We estimated the preferred spatial frequency of each neuron as the spatial frequency within the sampled range of 0.56–11.11 cpd for which the fitted tuning curve from the above equation peaked. To combine different neurons’ tuning curves (e.g. Fig. 6b), we first normalized the peak of the tuning curve of each neuron to 1. We then combined neurons and obtained a mean curve across neurons along with s.e.m. estimates.
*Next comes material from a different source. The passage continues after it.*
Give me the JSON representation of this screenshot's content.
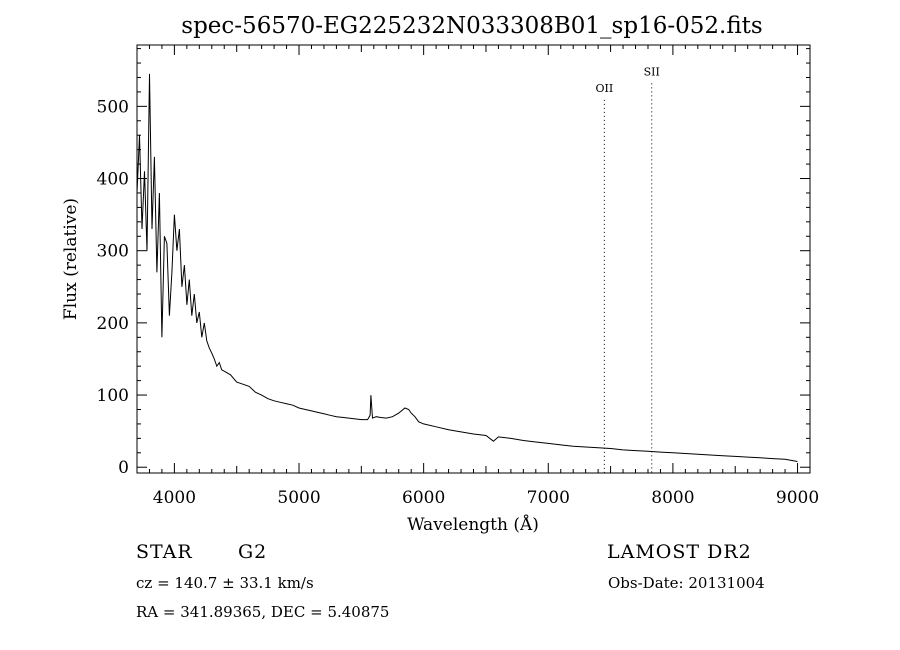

We estimated first-spike latency using Poisson spike train analysis74. Most of our neurons had very little or no baseline activity, meaning that our estimate of first-spike latency using this method was very robust, and it gave us a sense of how quickly our neurons responded to the onset of a given stimulus. We computed population-level cumulative histograms of first-spike latency across neurons: for each neuron, we measured average first-spike latency of the evoked visual response when a given spatial frequency grating was presented on multiple trials, and we then sorted neurons according to their average first-spike latency.

We also performed first-spike latency analyses on the neurons from ref. 25 in order to explore the relationship between contrast sensitivity and first-spike latency (e.g. Fig. 5). The same procedure as described above was used, and we then plotted first-spike latency as a function of grating contrast.

Local field potential analyses

We obtained local field potentials from wide-band neural signals using methods that we described recently7,37. We then aligned LFP traces on Gabor patch onset, and we measured evoked responses in two ways. First, we measured the strongest deflection occurring in the interval 20–150 ms after stimulus onset, to obtain a measure that we called the transient LFP response. Second, we measured the mean deflection in the period 150–250 ms after stimulus onset, to obtain what we referred to as the sustained LFP response. Since the LFP evoked response is negative going, when we refer to a peak LFP response, we mean the most negative value of the measured signal.

Correlating saccade RTs to visual responses

Our approach was to ask whether RT from behavioral sessions can be related in a simple manner to visual response strength and first-spike latency from completely separate neural recording sessions in which no saccade to the patch was ever made. We used linear models of the form:

$${\mathrm {RT}}\left( {\mathrm {{PV,FSL}}},x \right) = {a} \ast {\mathrm {PV}}(x) + {b} \ast {\mathrm {FSL}}(x) + {c}$$
(2)

where x is spatial frequency, PV(x) is the average peak visual response of all included neurons for spatial frequency x; FSL(x) is the average first-spike latency of all included neurons for spatial frequency x; and a, b, c are model parameters. Since the behavioral RTs were experimentally obtained from horizontal targets at 3.5 deg eccentricity, we only included neurons with preferred RF locations centered within the range of 2–10 deg in eccentricity and ±45 deg in direction from horizontal (i.e. 46 neurons). Moreover, we separated each monkey’s neurons so that its own neural activity was used to predict its behavioral variability. Since we obtained similar conclusions when relating RT to either visual neurons alone or visual-motor neurons alone, we combined neuron types in the shown analyses to maximize the numbers of neurons used. We also normalized the range of RT values that we observed to the range from 0 to 1, with 0 corresponding to the shortest RT (e.g. that obtained from the lowest spatial frequency). We similarly normalized the range of peak visual response and first-spike latency. We then fit the best parameters to Eq. (2) above that matched the data. Because our data showed that RT was negatively correlated with PV and positively correlated with FSL, we imposed a constraint that parameter a had to stay in the range of −1 to 0, parameter b had to stay in the range of 0 to 1, and parameter c had to stay in the range of −0.5 to 0.5.

Data availability

All data presented in this paper are stored in institute computers and are available upon reasonable request.